TIA sees the tourism workforce as an industry fundamental that we need to get right. Tourism is essentially a people industry meaning our staff are the interface to our visitors and are essential to the quality of the visitor experience.
Tourism contains a wide spectrum of jobs and occupations, spread right around the country. The workforce is made up of New Zealanders and overseas workers, including both migrants and working holiday travellers that can support the industry over the summer peak and have the dual benefit of also being visitors.
TIA promotes for tourism businesses to be ‘Employers of Choice’ (TSC Commitment 7).

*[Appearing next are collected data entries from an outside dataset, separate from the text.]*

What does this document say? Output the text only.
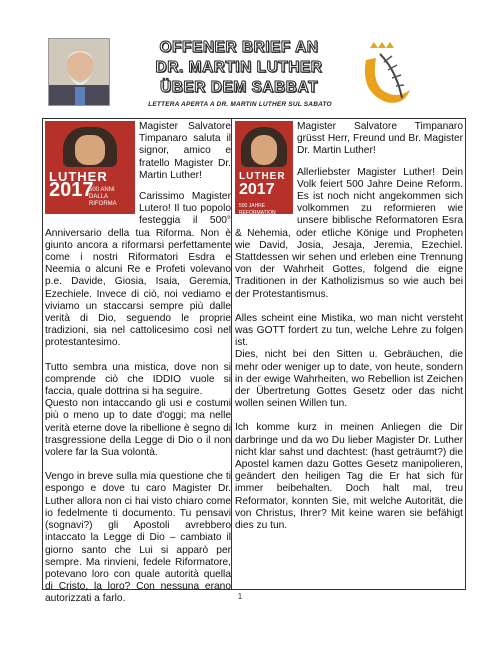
OFFENER BRIEF AN
DR. MARTIN LUTHER
ÜBER DEM SABBAT
LETTERA APERTA A DR. MARTIN LUTHER SUL SABATO
LUTHER
2017
500 ANNI
DALLA RIFORMA
Magister Salvatore Timpanaro saluta il signor, amico e fratello Magister Dr. Martin Luther!
Carissimo Magister Lutero! Il tuo popolo festeggia il 500° Anniversario della tua Riforma. Non è giunto ancora a riformarsi perfettamente come i nostri Riformatori Esdra e Neemia o alcuni Re e Profeti volevano p.e. Davide, Giosia, Isaia, Geremia, Ezechiele. Invece di ciò, noi vediamo e viviamo un staccarsi sempre più dalle verità di Dio, seguendo le proprie tradizioni, sia nel cattolicesimo così nel protestantesimo.
Tutto sembra una mistica, dove non si comprende ciò che IDDIO vuole si faccia, quale dottrina si ha seguire.
Questo non intaccando gli usi e costumi più o meno up to date d'oggi; ma nelle verità eterne dove la ribellione è segno di trasgressione della Legge di Dio o il non volere far la Sua volontà.
Vengo in breve sulla mia questione che ti espongo e dove tu caro Magister Dr. Luther allora non ci hai visto chiaro come io fedelmente ti documento. Tu pensavi (sognavi?) gli Apostoli avrebbero intaccato la Legge di Dio – cambiato il giorno santo che Lui si apparò per sempre. Ma rinvieni, fedele Riformatore, potevano loro con quale autorità quella di Cristo, la loro? Con nessuna erano autorizzati a farlo.
LUTHER
2017
500 JAHRE
REFORMATION
Magister Salvatore Timpanaro grüsst Herr, Freund und Br. Magister Dr. Martin Luther!
Allerliebster Magister Luther! Dein Volk feiert 500 Jahre Deine Reform. Es ist noch nicht angekommen sich volkommen zu reformieren wie unsere biblische Reformatoren Esra & Nehemia, oder etliche Könige und Propheten wie David, Josia, Jesaja, Jeremia, Ezechiel. Stattdessen wir sehen und erleben eine Trennung von der Wahrheit Gottes, folgend die eigne Traditionen in der Katholizismus so wie auch bei der Protestantismus.
Alles scheint eine Mistika, wo man nicht versteht was GOTT fordert zu tun, welche Lehre zu folgen ist.
Dies, nicht bei den Sitten u. Gebräuchen, die mehr oder weniger up to date, von heute, sondern in der ewige Wahrheiten, wo Rebellion ist Zeichen der Übertretung Gottes Gesetz oder das nicht wollen seinen Willen tun.
Ich komme kurz in meinen Anliegen die Dir darbringe und da wo Du lieber Magister Dr. Luther nicht klar sahst und dachtest: (hast geträumt?) die Apostel kamen dazu Gottes Gesetz manipolieren, geändert den heiligen Tag die Er hat sich für immer beibehalten. Doch halt mal, treu Reformator, konnten Sie, mit welche Autorität, die von Christus, Ihrer? Mit keine waren sie befähigt dies zu tun.
1
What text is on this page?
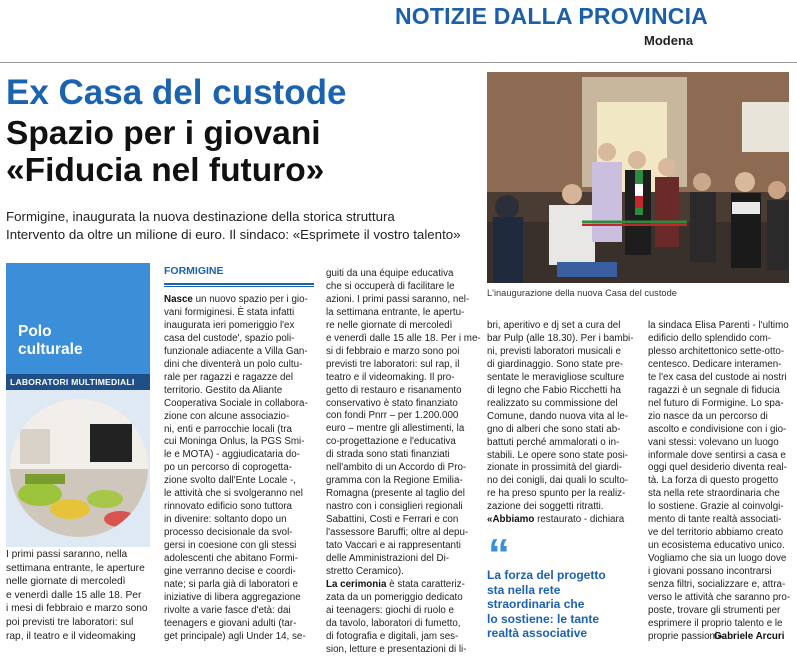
NOTIZIE DALLA PROVINCIA
Modena
Ex Casa del custode
Spazio per i giovani
«Fiducia nel futuro»
Formigine, inaugurata la nuova destinazione della storica struttura
Intervento da oltre un milione di euro. Il sindaco: «Esprimete il vostro talento»
L'inaugurazione della nuova Casa del custode
Polo
culturale
LABORATORI MULTIMEDIALI
I primi passi saranno, nella
settimana entrante, le aperture
nelle giornate di mercoledì
e venerdì dalle 15 alle 18. Per
i mesi di febbraio e marzo sono
poi previsti tre laboratori: sul
rap, il teatro e il videomaking
FORMIGINE
Nasce un nuovo spazio per i gio-
vani formiginesi. È stata infatti
inaugurata ieri pomeriggio l'ex
casa del custode', spazio poli-
funzionale adiacente a Villa Gan-
dini che diventerà un polo cultu-
rale per ragazzi e ragazze del
territorio. Gestito da Aliante
Cooperativa Sociale in collabora-
zione con alcune associazio-
ni, enti e parrocchie locali (tra
cui Moninga Onlus, la PGS Smi-
le e MOTA) - aggiudicataria do-
po un percorso di coprogetta-
zione svolto dall'Ente Locale -,
le attività che si svolgeranno nel
rinnovato edificio sono tuttora
in divenire: soltanto dopo un
processo decisionale da svol-
gersi in coesione con gli stessi
adolescenti che abitano Formi-
gine verranno decise e coordi-
nate; si parla già di laboratori e
iniziative di libera aggregazione
rivolte a varie fasce d'età: dai
teenagers e giovani adulti (tar-
get principale) agli Under 14, se-
guiti da una équipe educativa
che si occuperà di facilitare le
azioni. I primi passi saranno, nel-
la settimana entrante, le apertu-
re nelle giornate di mercoledì
e venerdì dalle 15 alle 18. Per i me-
si di febbraio e marzo sono poi
previsti tre laboratori: sul rap, il
teatro e il videomaking. Il pro-
getto di restauro e risanamento
conservativo è stato finanziato
con fondi Pnrr – per 1.200.000
euro – mentre gli allestimenti, la
co-progettazione e l'educativa
di strada sono stati finanziati
nell'ambito di un Accordo di Pro-
gramma con la Regione Emilia-
Romagna (presente al taglio del
nastro con i consiglieri regionali
Sabattini, Costi e Ferrari e con
l'assessore Baruffi; oltre al depu-
tato Vaccari e ai rappresentanti
delle Amministrazioni del Di-
stretto Ceramico).
La cerimonia è stata caratteriz-
zata da un pomeriggio dedicato
ai teenagers: giochi di ruolo e
da tavolo, laboratori di fumetto,
di fotografia e digitali, jam ses-
sion, letture e presentazioni di li-
bri, aperitivo e dj set a cura del
bar Pulp (alle 18.30). Per i bambi-
ni, previsti laboratori musicali e
di giardinaggio. Sono state pre-
sentate le meravigliose sculture
di legno che Fabio Ricchetti ha
realizzato su commissione del
Comune, dando nuova vita al le-
gno di alberi che sono stati ab-
battuti perché ammalorati o in-
stabili. Le opere sono state posi-
zionate in prossimità del giardi-
no dei conigli, dai quali lo sculto-
re ha preso spunto per la realiz-
zazione dei soggetti ritratti.
«Abbiamo restaurato - dichiara
la sindaca Elisa Parenti - l'ultimo
edificio dello splendido com-
plesso architettonico sette-otto-
centesco. Dedicare interamen-
te l'ex casa del custode ai nostri
ragazzi è un segnale di fiducia
nel futuro di Formigine. Lo spa-
zio nasce da un percorso di
ascolto e condivisione con i gio-
vani stessi: volevano un luogo
informale dove sentirsi a casa e
oggi quel desiderio diventa real-
tà. La forza di questo progetto
sta nella rete straordinaria che
lo sostiene. Grazie al coinvolgi-
mento di tante realtà associati-
ve del territorio abbiamo creato
un ecosistema educativo unico.
Vogliamo che sia un luogo dove
i giovani possano incontrarsi
senza filtri, socializzare e, attra-
verso le attività che saranno pro-
poste, trovare gli strumenti per
esprimere il proprio talento e le
proprie passioni».
“
La forza del progetto
sta nella rete
straordinaria che
lo sostiene: le tante
realtà associative	Gabriele Arcuri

Action 9 in Tourism 2050 is Grow the Tourism Workforce that specifies that businesses focus on all aspects of being an attractive employer for its workforce.
TIA supports a thriving tourism education sector – from schools, to training, to university education at all levels. Work over recent years to establish tourism as a National Certificate of Educational Achievement (NCEA) subject has slowed and TIA is actively advocating for this important change to be implemented by Government. Establishing this pipeline of talent into the industry from secondary school education is an important step to put in place.
TIA recognises the critical importance of vocational education and training systems for tourism given that many of the jobs in the industry are best learned on the job or with targeted training programmes.
TIA advocates for the current change processes for vocational education to result in the training courses that the industry needs, and for these courses to be available widely around the country where people in tourism work.
TIA conducts a twice-yearly Workforce and Industry Readiness Survey to track the position of the tourism workforce from the perspective of its members. TIA’s September 2024 survey found that half of respondents were actively recruiting, with the primary recruitment challenge remaining the lack of quality applications.